If Republicans hope to convince the public that the "real" Democratic party is a bunch of extremist double-talkers, they are overconfident. True, there were moments of brazen disingenuousness last week, the most

arresting being Madeleine Albright's vow that a Kerry administration would combat weapons of mass destruction by "focusing on where they are instead of where they are not"--this after Albright had supported the invasion of Iraq, based on information about WMD gathered on her watch.

The week had its dud speeches, too, which will do the Democrats some damage. There was Jimmy Carter, blaming the Bush administration for failures of the Clinton Middle East peace process that happened before Bush took office. There was Ted Kennedy, blundering through his speech (patriots at Lexington and Concord, he said, "fired the shirt round the world"), with its sour little jokes and the vote-repelling blitheness with which he quipped, "The only thing we have to fear is four more years of George Bush."

There was Al Sharpton, calling for reparations for slavery and (as he surely intended) stomping on the groundbreaking speech of Barack Obama the night before, in which Obama made the case that the inner-city poor need not count on government to solve their every problem.

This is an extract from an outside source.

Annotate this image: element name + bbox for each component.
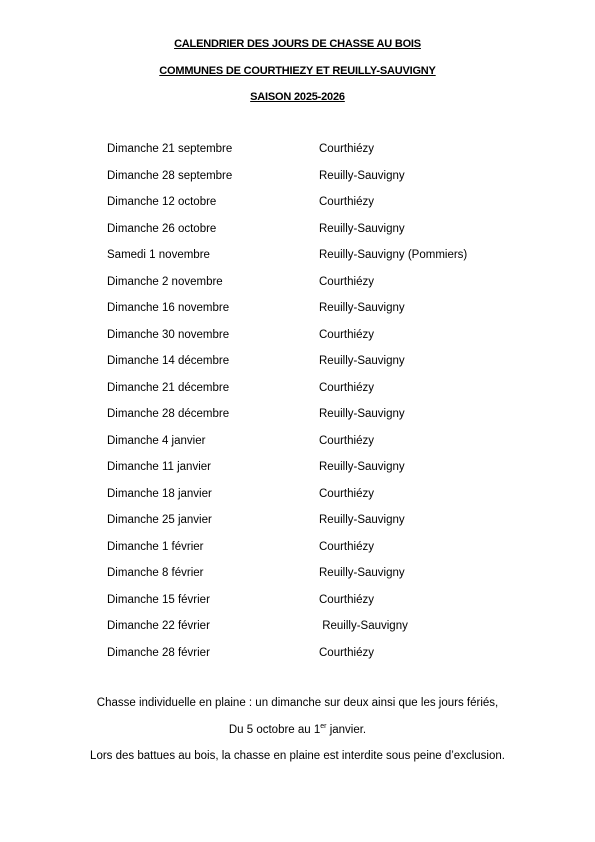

Perhaps most electorally harmful, given the personality-focused way campaigns are covered nowadays, was Teresa Heinz Kerry's paean to her own self-assertiveness, in which she was permitted to vent the delusion that hers is the candor of a feminist who had fought for her rights, rather than a billionairess who is simply used to being listened to. This is leaving aside her galling attempt to recast her upbringing in the upper reaches of Mozambican society under colonial dictatorship, and her education in apartheid South Africa, as human-rights credentials, rather than the opposite.